Firstly, three group members reported on their engagement with networks and communities and provided advice in turn. This included engagement with health and wellbeing forums, Third Sector Interface networks, communities of identity, regional community council networks and PB practitioners. Group members contributed to the discussions. Advice was prefixed with empathy and understanding of the position of local authorities and a shared commitment to the best possible solution for local services. Key points made were:

Opportunities:

  • in the current circumstances local authorities attention is best focused on supporting community priorities
  • that how PB is defined and what is counted ‘in scope’ matters, but that PB should not be confused with other forms of community engagement or empowerment

Approach:

  • communities need to be resourced and empowered to lead the way
  • frustration that digital PB methods are not more readily available and a desire for digital PB to be rolled out at speed. While an over-reliance on this could exclude significant parts of communities due to digital exclusion
  • disabled people continue to want a direct say in how decisions on resources are made - if that had been in place in our institutions, human rights and equality would not have been put at such risk in our Scottish Government decision making during the pandemic.
  • PB helps rather than hinders meeting those local government financial challenges with better targeted spending of public funds where it’s needed most
  • young people don’t want to press pause having had such a difficult time during the pandemic. Delaying PB could be seen as a signal that their voices don’t matter
  • that PB comes from the toughest of times and will build our power to respond. When organisations like the Poverty Alliance advocate for an increase in PB to meet our increased levels of poverty we should listen rather than retreat

Delays:

  • concern that delay could lose the gains made from five years of investment, testing and building capacity and appetite for PB, particularly in some communities furthest away from decision making
  • desire to avoid any delay as this would send out the wrong message of a Scotland that is rich in empowerment rhetoric but not reality
  • delay risks a loss of rural activism if PB is kicked into the long grass

In closing remarks Cllr Parry thanked members for their frank and robust advice.

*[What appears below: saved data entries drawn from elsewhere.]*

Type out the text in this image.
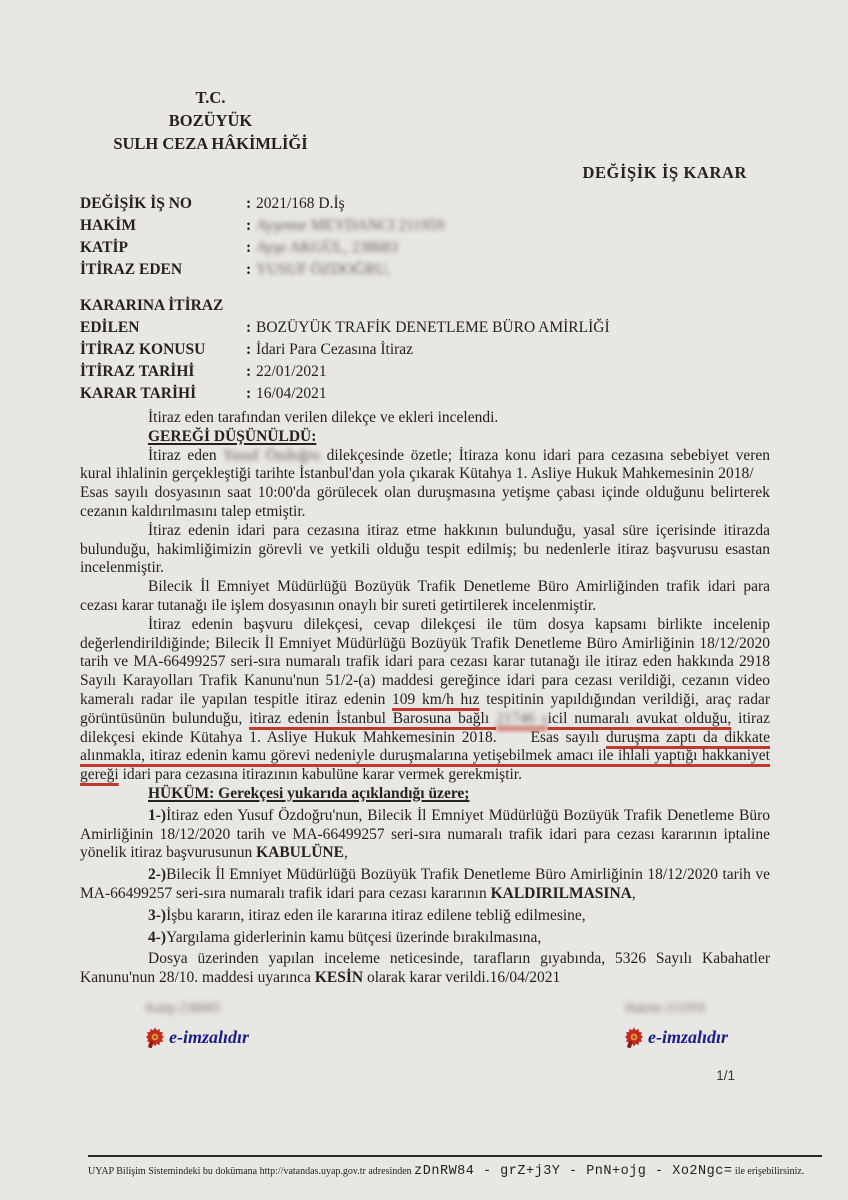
T.C.
BOZÜYÜK
SULH CEZA HÂKİMLİĞİ
DEĞİŞİK İŞ KARAR
DEĞİŞİK İŞ NO	: 2021/168 D.İş
HAKİM	: Ayşenur MEYDANCI 211959
KATİP	: Ayşe AKGÜL, 238683
İTİRAZ EDEN	: YUSUF ÖZDOĞRU,
KARARINA İTİRAZ
EDİLEN	: BOZÜYÜK TRAFİK DENETLEME BÜRO AMİRLİĞİ
İTİRAZ KONUSU	: İdari Para Cezasına İtiraz
İTİRAZ TARİHİ	: 22/01/2021
KARAR TARİHİ	: 16/04/2021

İtiraz eden tarafından verilen dilekçe ve ekleri incelendi.

GEREĞİ DÜŞÜNÜLDÜ:

İtiraz eden Yusuf Özdoğru dilekçesinde özetle; İtiraza konu idari para cezasına sebebiyet veren kural ihlalinin gerçekleştiği tarihte İstanbul'dan yola çıkarak Kütahya 1. Asliye Hukuk Mahkemesinin 2018/     Esas sayılı dosyasının saat 10:00'da görülecek olan duruşmasına yetişme çabası içinde olduğunu belirterek cezanın kaldırılmasını talep etmiştir.

İtiraz edenin idari para cezasına itiraz etme hakkının bulunduğu, yasal süre içerisinde itirazda bulunduğu, hakimliğimizin görevli ve yetkili olduğu tespit edilmiş; bu nedenlerle itiraz başvurusu esastan incelenmiştir.

Bilecik İl Emniyet Müdürlüğü Bozüyük Trafik Denetleme Büro Amirliğinden trafik idari para cezası karar tutanağı ile işlem dosyasının onaylı bir sureti getirtilerek incelenmiştir.

İtiraz edenin başvuru dilekçesi, cevap dilekçesi ile tüm dosya kapsamı birlikte incelenip değerlendirildiğinde; Bilecik İl Emniyet Müdürlüğü Bozüyük Trafik Denetleme Büro Amirliğinin 18/12/2020 tarih ve MA-66499257 seri-sıra numaralı trafik idari para cezası karar tutanağı ile itiraz eden hakkında 2918 Sayılı Karayolları Trafik Kanunu'nun 51/2-(a) maddesi gereğince idari para cezası verildiği, cezanın video kameralı radar ile yapılan tespitle itiraz edenin 109 km/h hız tespitinin yapıldığından verildiği, araç radar görüntüsünün bulunduğu, itiraz edenin İstanbul Barosuna bağlı 21746 sicil numaralı avukat olduğu, itiraz dilekçesi ekinde Kütahya 1. Asliye Hukuk Mahkemesinin 2018.     Esas sayılı duruşma zaptı da dikkate alınmakla, itiraz edenin kamu görevi nedeniyle duruşmalarına yetişebilmek amacı ile ihlali yaptığı hakkaniyet gereği idari para cezasına itirazının kabulüne karar vermek gerekmiştir.

HÜKÜM: Gerekçesi yukarıda açıklandığı üzere;

1-)İtiraz eden Yusuf Özdoğru'nun, Bilecik İl Emniyet Müdürlüğü Bozüyük Trafik Denetleme Büro Amirliğinin 18/12/2020 tarih ve MA-66499257 seri-sıra numaralı trafik idari para cezası kararının iptaline yönelik itiraz başvurusunun KABULÜNE,

2-)Bilecik İl Emniyet Müdürlüğü Bozüyük Trafik Denetleme Büro Amirliğinin 18/12/2020 tarih ve MA-66499257 seri-sıra numaralı trafik idari para cezası kararının KALDIRILMASINA,

3-)İşbu kararın, itiraz eden ile kararına itiraz edilene tebliğ edilmesine,

4-)Yargılama giderlerinin kamu bütçesi üzerinde bırakılmasına,

Dosya üzerinden yapılan inceleme neticesinde, tarafların gıyabında, 5326 Sayılı Kabahatler Kanunu'nun 28/10. maddesi uyarınca KESİN olarak karar verildi.16/04/2021

Katip 238683
e-imzalıdır
Hakim 211959
e-imzalıdır
1/1
UYAP Bilişim Sistemindeki bu dokümana http://vatandas.uyap.gov.tr adresinden zDnRW84 - grZ+j3Y - PnN+ojg - Xo2Ngc= ile erişebilirsiniz.
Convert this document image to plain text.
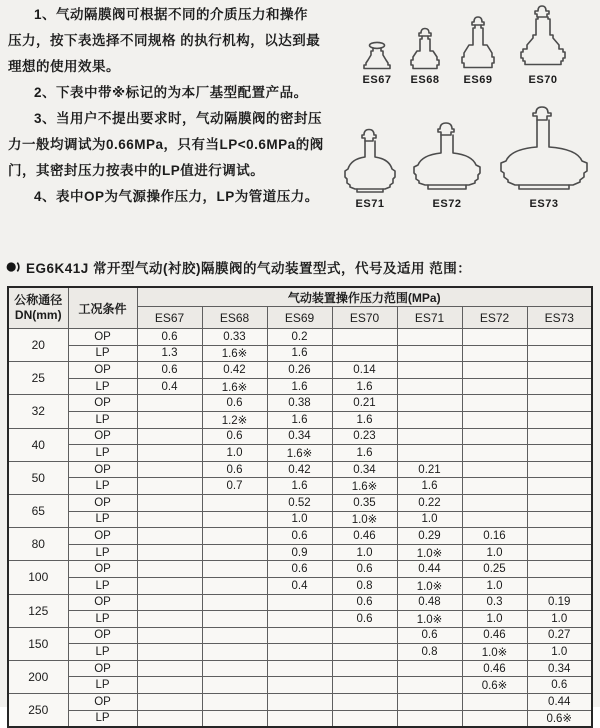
1、气动隔膜阀可根据不同的介质压力和操作
压力，按下表选择不同规格 的执行机构，以达到最
理想的使用效果。
2、下表中带※标记的为本厂基型配置产品。
3、当用户不提出要求时，气动隔膜阀的密封压
力一般均调试为0.66MPa，只有当LP<0.6MPa的阀
门，其密封压力按表中的LP值进行调试。
4、表中OP为气源操作压力，LP为管道压力。
ES67 ES68 ES69	ES70
ES71	ES72	ES73
EG6K41J 常开型气动(衬胶)隔膜阀的气动装置型式，代号及适用 范围：
公称通径
DN(mm)	工况条件	气动装置操作压力范围(MPa)						
		ES67	ES68	ES69	ES70	ES71	ES72	ES73
20	OP	0.6	0.33	0.2				
	LP	1.3	1.6※	1.6				
25	OP	0.6	0.42	0.26	0.14			
	LP	0.4	1.6※	1.6	1.6			
32	OP		0.6	0.38	0.21			
	LP		1.2※	1.6	1.6			
40	OP		0.6	0.34	0.23			
	LP		1.0	1.6※	1.6			
50	OP		0.6	0.42	0.34	0.21		
	LP		0.7	1.6	1.6※	1.6		
65	OP			0.52	0.35	0.22		
	LP			1.0	1.0※	1.0		
80	OP			0.6	0.46	0.29	0.16	
	LP			0.9	1.0	1.0※	1.0	
100	OP			0.6	0.6	0.44	0.25	
	LP			0.4	0.8	1.0※	1.0	
125	OP				0.6	0.48	0.3	0.19
	LP				0.6	1.0※	1.0	1.0
150	OP					0.6	0.46	0.27
	LP					0.8	1.0※	1.0
200	OP						0.46	0.34
	LP						0.6※	0.6
250	OP							0.44
	LP							0.6※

She stated that it would be a misunderstanding to interpret a delay in reaching 1% as representing local authorities rowing back from delivering on PB. She reiterated local government’s commitment to PB and will take on board the requests for action above and will work in partnership with the Scottish Government.

Ms. Campbell also thanked members for their time and advice.

Date of next meeting

The next on-line meeting will be held on Thursday 19 November 2020 from 14:00 to 16:00.